Posted on Advocate.com November 24, 2010
Savage Takes On-Air Swipe at CNN
By Julie Bolcer
KyraPhillip DanSavage
Advocate.com
Dan Savage, columnist and founder of the It Gets Better project, appeared on CNN to discuss recent hate crime news Tuesday afternoon, and he took the opportunity to challenge CNN and other networks for giving antigay voices a platform.
According to Media Matters, which provided the transcript below, Savage spoke with Kyra Phillips of CNN Newsroom about new reports including one that shows LGBT people are far more likely to be victimized by hate crimes. Savage called out the media for giving voice to antigay leaders like Tony Perkins of the Family Research Council, which the Southern Poverty Law Center has labeled as a hate group.
PHILLIPS: You know, it's difficult to say what would be a solution [to anti-gay hate crimes]. But, could we start with more hate crimes legislation where bullies are prosecuted more severely?
SAVAGE: We can start with that, we can also start with… really, we need a cultural reckoning around gay and lesbian issues. There was once two sides to the race debate. There was once a side, you could go on television and argue for segregation, you could argue against interracial marriage, against the Civil Rights Act, against extending voting rights to African Americans and that used to be treated as one side, you know, one legitimate side of a pressing national debate and it isn't anymore. And we really need to reach that point with gay and lesbian issues. There are no ‘two sides’ to the issues about gay and lesbian rights.
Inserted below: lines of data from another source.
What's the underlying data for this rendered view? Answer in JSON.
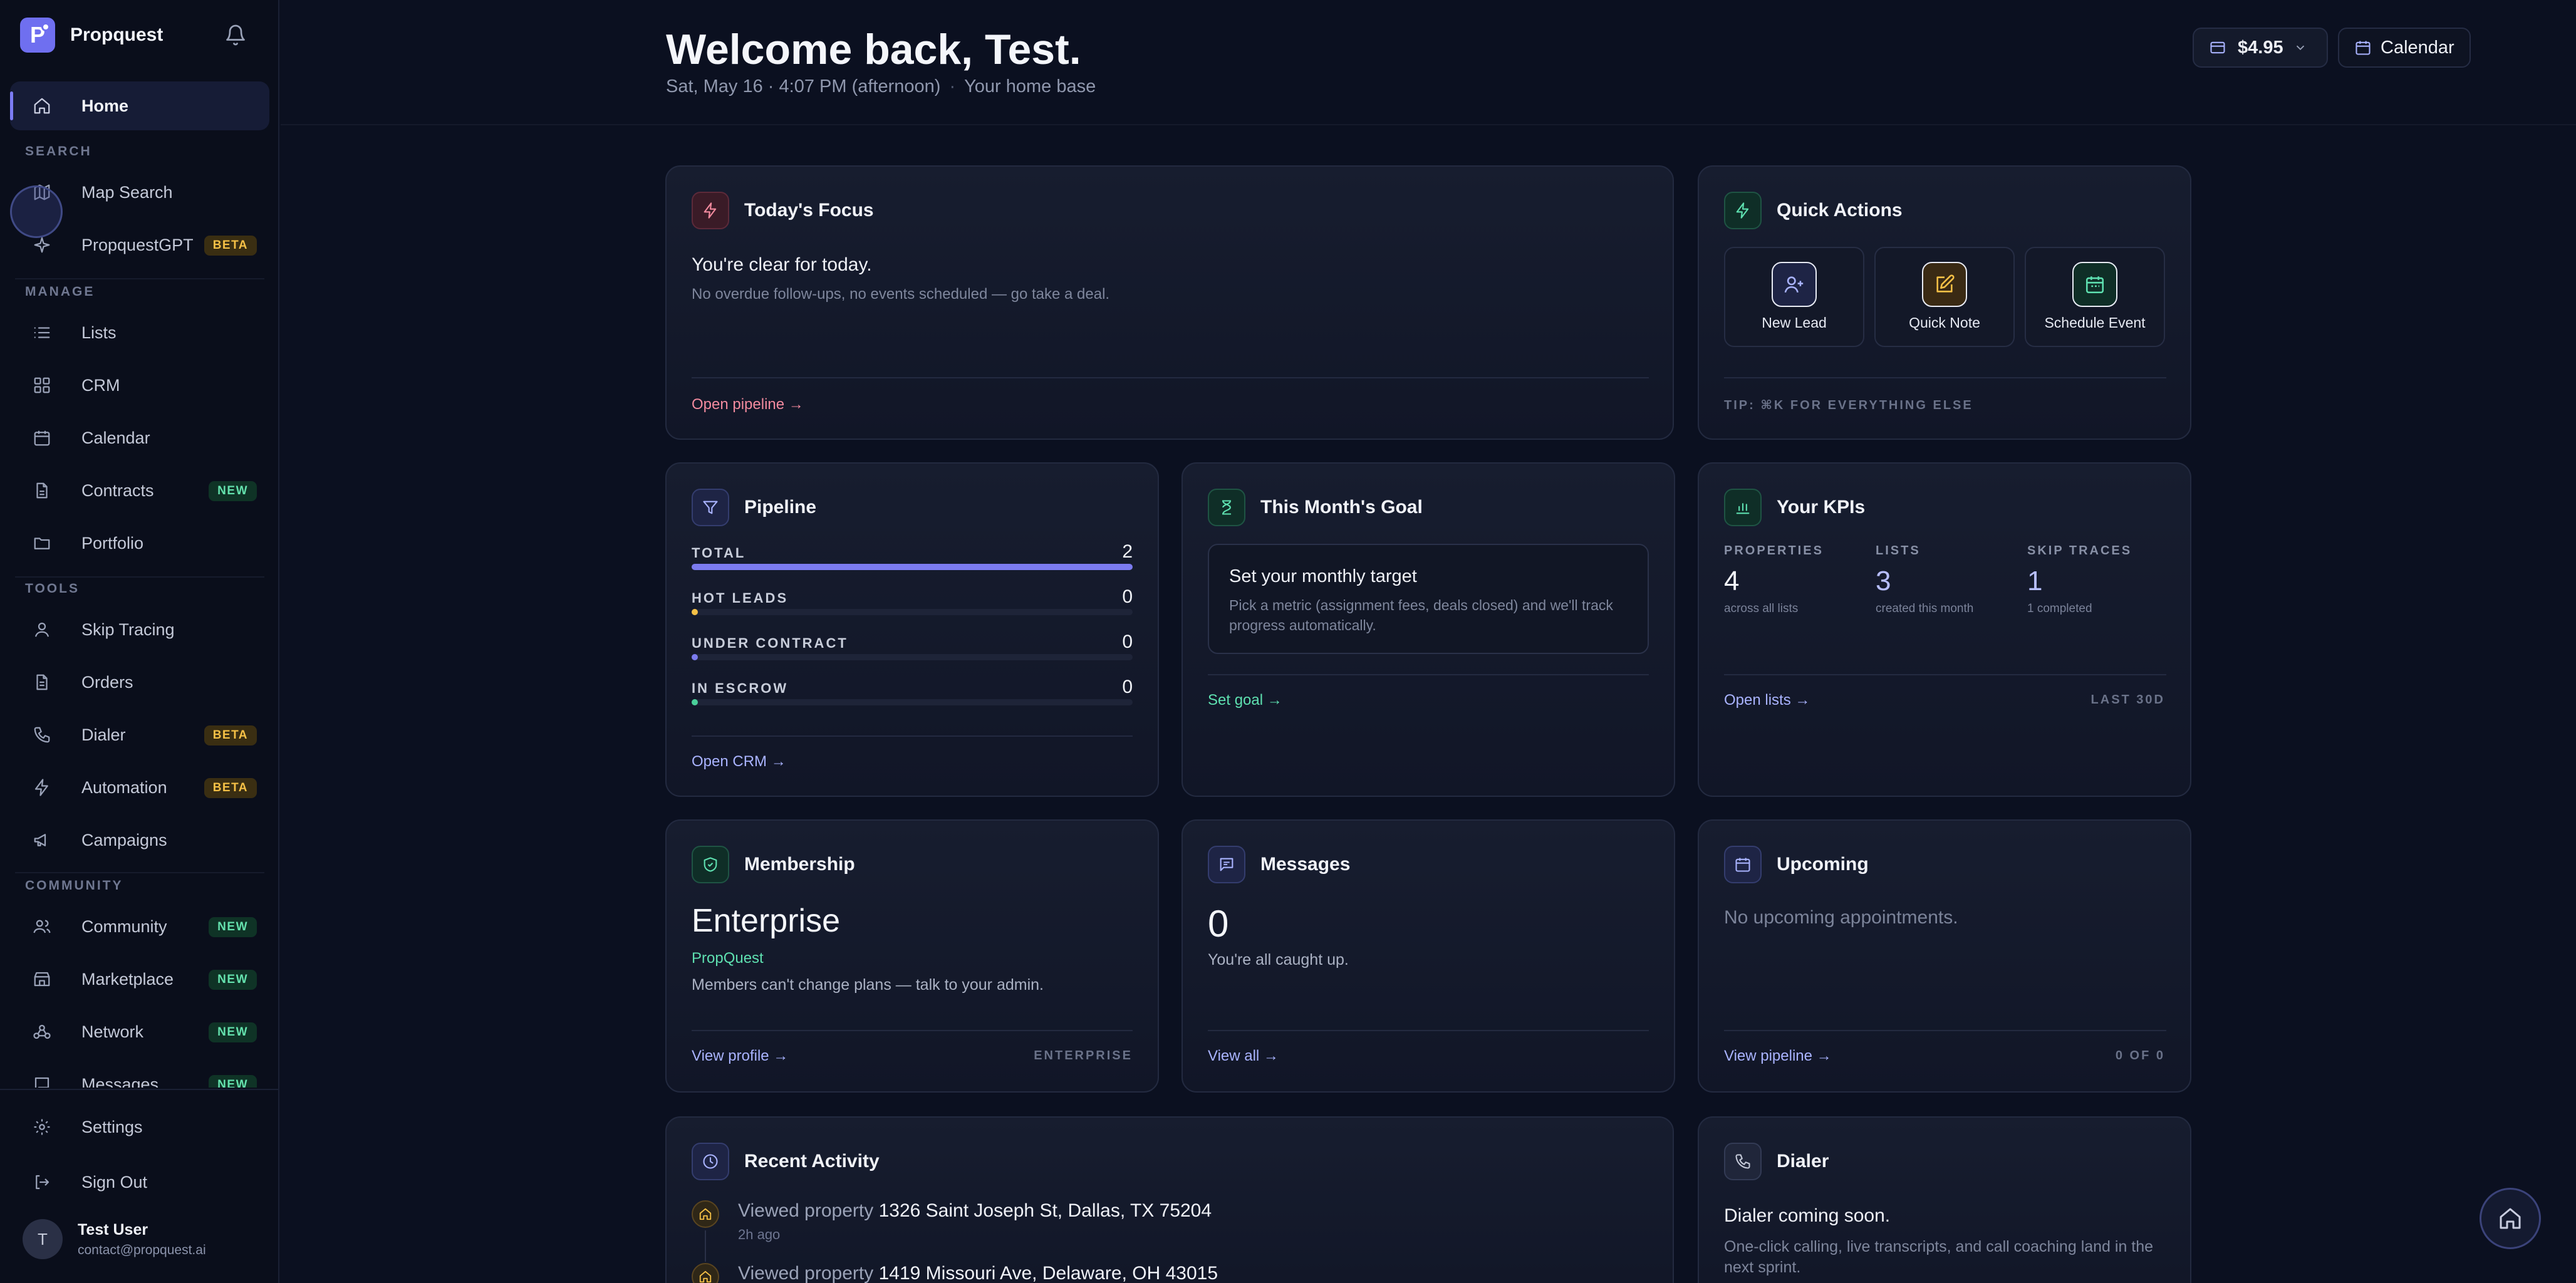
{
  "app": {
    "name": "Propquest"
  },
  "sidebar": {
    "home": "Home",
    "sections": {
      "search": "SEARCH",
      "manage": "MANAGE",
      "tools": "TOOLS",
      "community": "COMMUNITY"
    },
    "items": {
      "map_search": {
        "label": "Map Search"
      },
      "propquestgpt": {
        "label": "PropquestGPT",
        "badge": "BETA"
      },
      "lists": {
        "label": "Lists"
      },
      "crm": {
        "label": "CRM"
      },
      "calendar": {
        "label": "Calendar"
      },
      "contracts": {
        "label": "Contracts",
        "badge": "NEW"
      },
      "portfolio": {
        "label": "Portfolio"
      },
      "skip_tracing": {
        "label": "Skip Tracing"
      },
      "orders": {
        "label": "Orders"
      },
      "dialer": {
        "label": "Dialer",
        "badge": "BETA"
      },
      "automation": {
        "label": "Automation",
        "badge": "BETA"
      },
      "campaigns": {
        "label": "Campaigns"
      },
      "community": {
        "label": "Community",
        "badge": "NEW"
      },
      "marketplace": {
        "label": "Marketplace",
        "badge": "NEW"
      },
      "network": {
        "label": "Network",
        "badge": "NEW"
      },
      "messages": {
        "label": "Messages",
        "badge": "NEW"
      }
    },
    "footer": {
      "settings": "Settings",
      "sign_out": "Sign Out",
      "user_initial": "T",
      "user_name": "Test User",
      "user_email": "contact@propquest.ai"
    }
  },
  "header": {
    "welcome": "Welcome back, Test.",
    "date": "Sat, May 16 · 4:07 PM (afternoon)",
    "separator": "·",
    "tagline": "Your home base",
    "credits": "$4.95",
    "calendar": "Calendar"
  },
  "focus": {
    "title": "Today's Focus",
    "headline": "You're clear for today.",
    "sub": "No overdue follow-ups, no events scheduled — go take a deal.",
    "link": "Open pipeline →"
  },
  "quick_actions": {
    "title": "Quick Actions",
    "new_lead": "New Lead",
    "quick_note": "Quick Note",
    "schedule_event": "Schedule Event",
    "tip": "TIP: ⌘K FOR EVERYTHING ELSE"
  },
  "pipeline": {
    "title": "Pipeline",
    "rows": [
      {
        "label": "TOTAL",
        "value": "2",
        "fill": 1.0,
        "color": "#7b7bef"
      },
      {
        "label": "HOT LEADS",
        "value": "0",
        "fill": 0.0,
        "color": "#f5c046"
      },
      {
        "label": "UNDER CONTRACT",
        "value": "0",
        "fill": 0.0,
        "color": "#7b7bef"
      },
      {
        "label": "IN ESCROW",
        "value": "0",
        "fill": 0.0,
        "color": "#4ad09a"
      }
    ],
    "link": "Open CRM →"
  },
  "goal": {
    "title": "This Month's Goal",
    "headline": "Set your monthly target",
    "desc": "Pick a metric (assignment fees, deals closed) and we'll track progress automatically.",
    "link": "Set goal →"
  },
  "kpis": {
    "title": "Your KPIs",
    "properties": {
      "label": "PROPERTIES",
      "value": "4",
      "note": "across all lists"
    },
    "lists": {
      "label": "LISTS",
      "value": "3",
      "note": "created this month"
    },
    "skip_traces": {
      "label": "SKIP TRACES",
      "value": "1",
      "note": "1 completed"
    },
    "link": "Open lists →",
    "range": "LAST 30D"
  },
  "membership": {
    "title": "Membership",
    "plan": "Enterprise",
    "org": "PropQuest",
    "note": "Members can't change plans — talk to your admin.",
    "link": "View profile →",
    "tag": "ENTERPRISE"
  },
  "messages": {
    "title": "Messages",
    "count": "0",
    "note": "You're all caught up.",
    "link": "View all →"
  },
  "upcoming": {
    "title": "Upcoming",
    "note": "No upcoming appointments.",
    "link": "View pipeline →",
    "count": "0 OF 0"
  },
  "activity": {
    "title": "Recent Activity",
    "items": [
      {
        "prefix": "Viewed property",
        "address": "1326 Saint Joseph St, Dallas, TX 75204",
        "time": "2h ago"
      },
      {
        "prefix": "Viewed property",
        "address": "1419 Missouri Ave, Delaware, OH 43015",
        "time": ""
      }
    ]
  },
  "dialer": {
    "title": "Dialer",
    "headline": "Dialer coming soon.",
    "desc": "One-click calling, live transcripts, and call coaching land in the next sprint."
  }
}
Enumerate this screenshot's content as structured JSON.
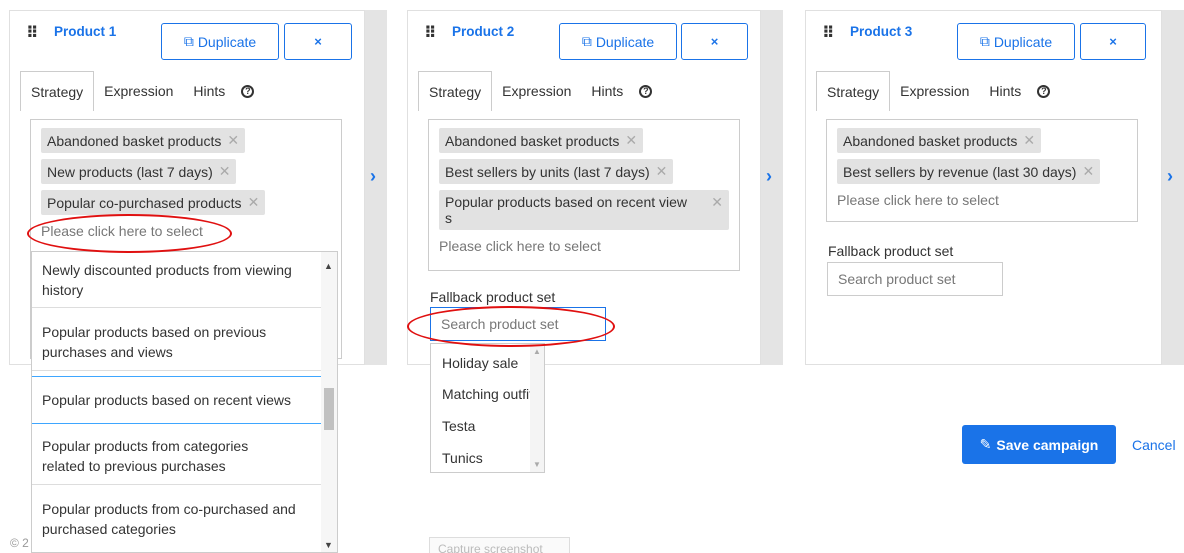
{
  "products": [
    {
      "title": "Product 1",
      "duplicate_label": "Duplicate",
      "close_label": "×",
      "tabs": [
        "Strategy",
        "Expression",
        "Hints"
      ],
      "chips": [
        "Abandoned basket products",
        "New products (last 7 days)",
        "Popular co-purchased products"
      ],
      "placeholder": "Please click here to select"
    },
    {
      "title": "Product 2",
      "duplicate_label": "Duplicate",
      "close_label": "×",
      "tabs": [
        "Strategy",
        "Expression",
        "Hints"
      ],
      "chips": [
        "Abandoned basket products",
        "Best sellers by units (last 7 days)",
        "Popular products based on recent view",
        "s"
      ],
      "placeholder": "Please click here to select",
      "fallback_label": "Fallback product set",
      "fallback_placeholder": "Search product set"
    },
    {
      "title": "Product 3",
      "duplicate_label": "Duplicate",
      "close_label": "×",
      "tabs": [
        "Strategy",
        "Expression",
        "Hints"
      ],
      "chips": [
        "Abandoned basket products",
        "Best sellers by revenue (last 30 days)"
      ],
      "placeholder": "Please click here to select",
      "fallback_label": "Fallback product set",
      "fallback_placeholder": "Search product set"
    }
  ],
  "strategy_dropdown": [
    [
      "Newly discounted products from viewing",
      "history"
    ],
    [
      "Popular products based on previous",
      "purchases and views"
    ],
    [
      "Popular products based on recent views"
    ],
    [
      "Popular products from categories",
      "related to previous purchases"
    ],
    [
      "Popular products from co-purchased and",
      "purchased categories"
    ]
  ],
  "fallback_dropdown": [
    "Holiday sale",
    "Matching outfit",
    "Testa",
    "Tunics"
  ],
  "footer": {
    "save_label": "Save campaign",
    "cancel_label": "Cancel",
    "copyright": "© 2",
    "capture_label": "Capture screenshot"
  },
  "colors": {
    "accent": "#1a73e8",
    "annotation": "#e01010",
    "chip": "#e2e2e2"
  },
  "icons": {
    "drag": "drag-handle-icon",
    "duplicate": "duplicate-icon",
    "help": "help-circle-icon",
    "next": "chevron-right-icon",
    "save": "edit-icon"
  }
}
And right now one side is really using dehumanizing rhetoric. The Southern Poverty Law Center labels these groups as hate groups and yet the leaders of these groups, people like Tony Perkins, are welcomed onto networks like CNN to espouse hate directed at gays and lesbians. And similarly hateful people who are targeting Jews or people of color or anyone else would not be welcome to spew their bile on networks like CNN and then that really -- we really have to start there. We have to start with that type of cultural reckoning.